CDL announced late last month that The Tapestry project sold 70% of the 450 units released (total: 861 units) over the first weekend of launch (as at 5pm on 25 Mar) at an average selling price of S$1,310 psf. Upcoming launches such as Park Place Residences (second phase) by Lendlease would likely generate keen interest, in our view.

Valuations Remain Compelling for Developers

The FTSE ST Real Estate Holding & Development Index (FSTREH) is currently trading at a blended forward P/B ratio of 0.67x. We view this as compelling as it comes in at 0.84 standard deviations below the 10-year average (0.80x). Maintain OVERWEIGHT on the Singapore residential sector.

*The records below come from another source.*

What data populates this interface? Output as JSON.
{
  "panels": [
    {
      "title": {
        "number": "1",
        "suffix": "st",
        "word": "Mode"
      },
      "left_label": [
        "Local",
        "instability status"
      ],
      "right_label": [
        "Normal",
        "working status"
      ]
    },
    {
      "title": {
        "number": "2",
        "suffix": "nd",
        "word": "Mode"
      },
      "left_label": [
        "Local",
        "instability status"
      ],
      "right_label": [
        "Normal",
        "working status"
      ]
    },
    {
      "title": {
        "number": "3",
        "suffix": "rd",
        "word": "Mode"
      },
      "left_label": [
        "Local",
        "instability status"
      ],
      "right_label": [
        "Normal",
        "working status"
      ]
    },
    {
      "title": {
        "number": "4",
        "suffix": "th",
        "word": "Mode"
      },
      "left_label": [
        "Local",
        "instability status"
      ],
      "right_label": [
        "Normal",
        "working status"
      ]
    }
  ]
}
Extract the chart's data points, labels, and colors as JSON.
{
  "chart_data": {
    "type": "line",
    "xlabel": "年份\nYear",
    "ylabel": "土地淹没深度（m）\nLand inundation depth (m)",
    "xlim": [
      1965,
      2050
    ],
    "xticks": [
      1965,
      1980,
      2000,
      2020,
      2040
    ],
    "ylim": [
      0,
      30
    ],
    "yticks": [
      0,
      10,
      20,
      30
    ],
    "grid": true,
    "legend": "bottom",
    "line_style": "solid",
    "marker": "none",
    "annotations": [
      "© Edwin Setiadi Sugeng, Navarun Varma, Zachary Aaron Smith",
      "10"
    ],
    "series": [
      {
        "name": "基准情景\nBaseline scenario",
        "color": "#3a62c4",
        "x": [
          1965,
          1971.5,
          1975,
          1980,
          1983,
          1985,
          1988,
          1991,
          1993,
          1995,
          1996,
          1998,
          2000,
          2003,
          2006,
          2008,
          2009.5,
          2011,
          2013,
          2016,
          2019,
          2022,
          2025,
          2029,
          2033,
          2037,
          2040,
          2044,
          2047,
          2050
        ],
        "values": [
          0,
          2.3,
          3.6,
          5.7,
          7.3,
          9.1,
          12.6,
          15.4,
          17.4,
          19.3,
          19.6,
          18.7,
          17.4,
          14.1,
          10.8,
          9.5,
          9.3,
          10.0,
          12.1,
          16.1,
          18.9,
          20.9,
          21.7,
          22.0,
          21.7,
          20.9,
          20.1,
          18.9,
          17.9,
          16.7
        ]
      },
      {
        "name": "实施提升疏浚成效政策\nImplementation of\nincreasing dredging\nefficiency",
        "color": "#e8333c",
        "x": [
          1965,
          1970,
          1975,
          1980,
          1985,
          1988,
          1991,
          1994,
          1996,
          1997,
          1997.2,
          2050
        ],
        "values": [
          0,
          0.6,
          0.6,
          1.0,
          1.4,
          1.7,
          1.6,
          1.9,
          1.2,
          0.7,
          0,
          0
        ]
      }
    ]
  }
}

Our top picks are City Developments Limited [BUY, FV: S$15.91], UOL Group Limited [BUY, FV: S$10.63] and CapitaLand Limited [BUY, FV: S$4.26]. One potential downside risk could come from further tightening measures introduced by the government if prices continue to gain traction strongly, but this may be mitigated by more supply from upcoming government land sales and re-launches from en-bloc projects.